Where the propriety of this additional redress is questioned we should not ordinarily interfere with the exercise of judgment, especially in a balanced case. But upon full consideration of the present record we are satisfied that imprisonment is not required for the redress of the wrong which was here committed, nor even for the protection prospectively of the plaintiff’s rights. The contempt was not willful. There is no reason to suspect its repetition directly or covertly. The corporation was not created for the purpose of evasion. It has been itself enjoined. The defendants should have been more careful, more actively vigilant. That is all that can fairly be said. Even their negligence was not gross or wanton or reckless. The publication with names taken from the plaintiff’s books would not have occurred had they exercised greater care and done their full duty with respect to the plaintiff’s judgment. That is the sum and substance of their offense. It will be *509adequately expiated and the plaintiffs rights sufficiently redressed by the pecuniary compensation which was awarded.

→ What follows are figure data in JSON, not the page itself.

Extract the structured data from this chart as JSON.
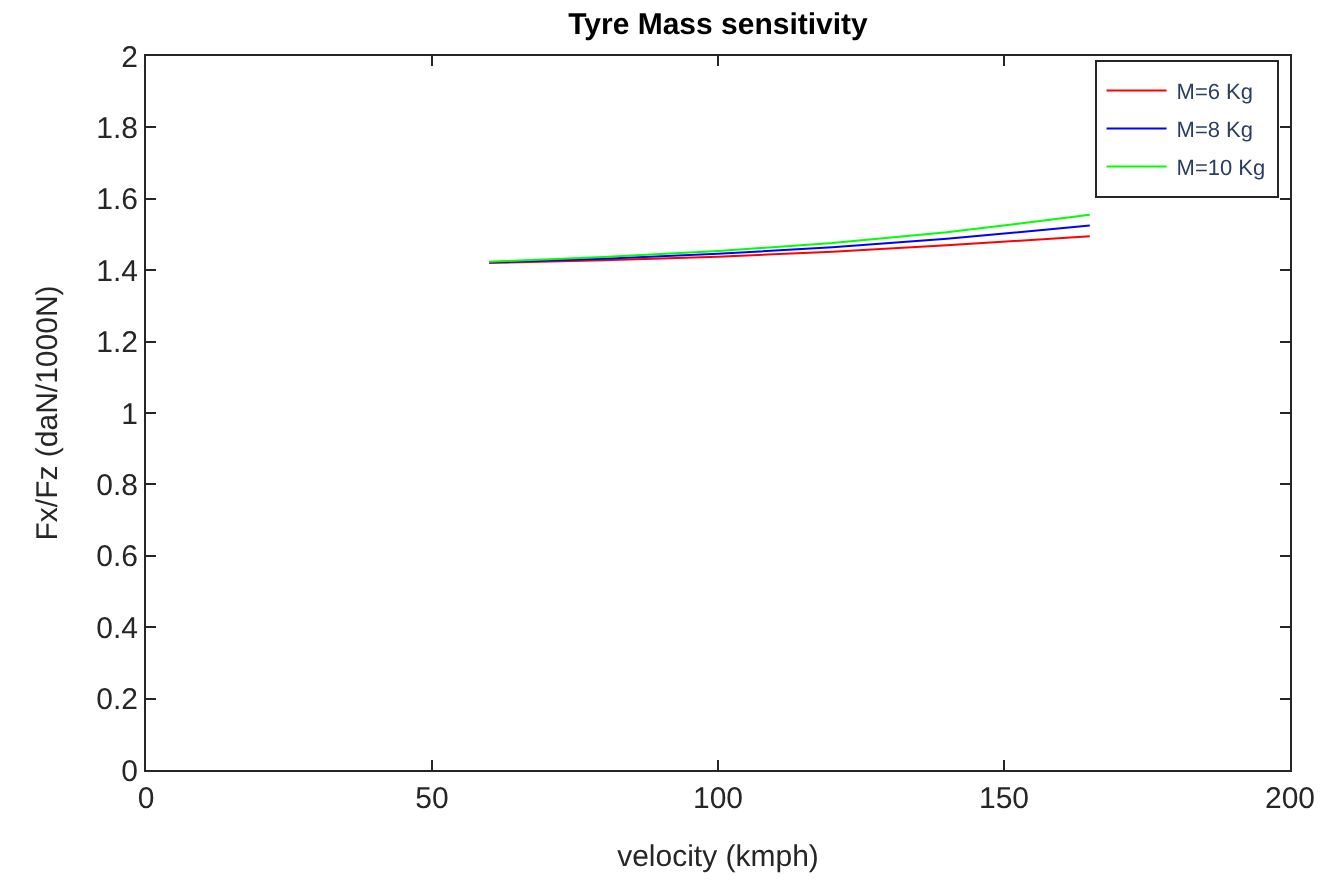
{
  "chart_data": {
    "type": "line",
    "title": "Tyre Mass sensitivity",
    "xlabel": "velocity (kmph)",
    "ylabel": "Fx/Fz (daN/1000N)",
    "x": [
      60,
      80,
      100,
      120,
      140,
      165
    ],
    "series": [
      {
        "name": "M=6 Kg",
        "color": "#ff0000",
        "values": [
          1.42,
          1.428,
          1.438,
          1.452,
          1.47,
          1.495
        ]
      },
      {
        "name": "M=8 Kg",
        "color": "#0000ff",
        "values": [
          1.422,
          1.432,
          1.446,
          1.464,
          1.488,
          1.525
        ]
      },
      {
        "name": "M=10 Kg",
        "color": "#00ff00",
        "values": [
          1.424,
          1.437,
          1.454,
          1.476,
          1.506,
          1.555
        ]
      }
    ],
    "xlim": [
      0,
      200
    ],
    "xticks": [
      0,
      50,
      100,
      150,
      200
    ],
    "ylim": [
      0,
      2
    ],
    "yticks": [
      0,
      0.2,
      0.4,
      0.6,
      0.8,
      1,
      1.2,
      1.4,
      1.6,
      1.8,
      2
    ],
    "legend": "top right",
    "marker": "none",
    "line_style": "solid"
  }
}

The order appealed from should be modified by striking out the provision for imprisonment, and as thus modified affirmed, without costs of this appeal.
Rumsey, J.:I concur in the opinion of Mr. Justice Ingraham in this case and in the conclusion reached by him, except that part of it which treats of the punishment of imprisonment imposed upon these defendants. It seems to me that upon the evidence the court below might properly have concluded, as it evidently-did conclude, thit the violation of this injunction was willful and intentional on the part of the defendants, and such a conclusion is warranted by the fair inferences which are to be drawn from the testimony in the case. That being so, it seems to me that the infliction of an imprisonment was a fair exercise of the discretion of the court, and that part of the order should be affirmed with the remainder.
Order modified as directed, and as modified affirmed, without costs of appeal.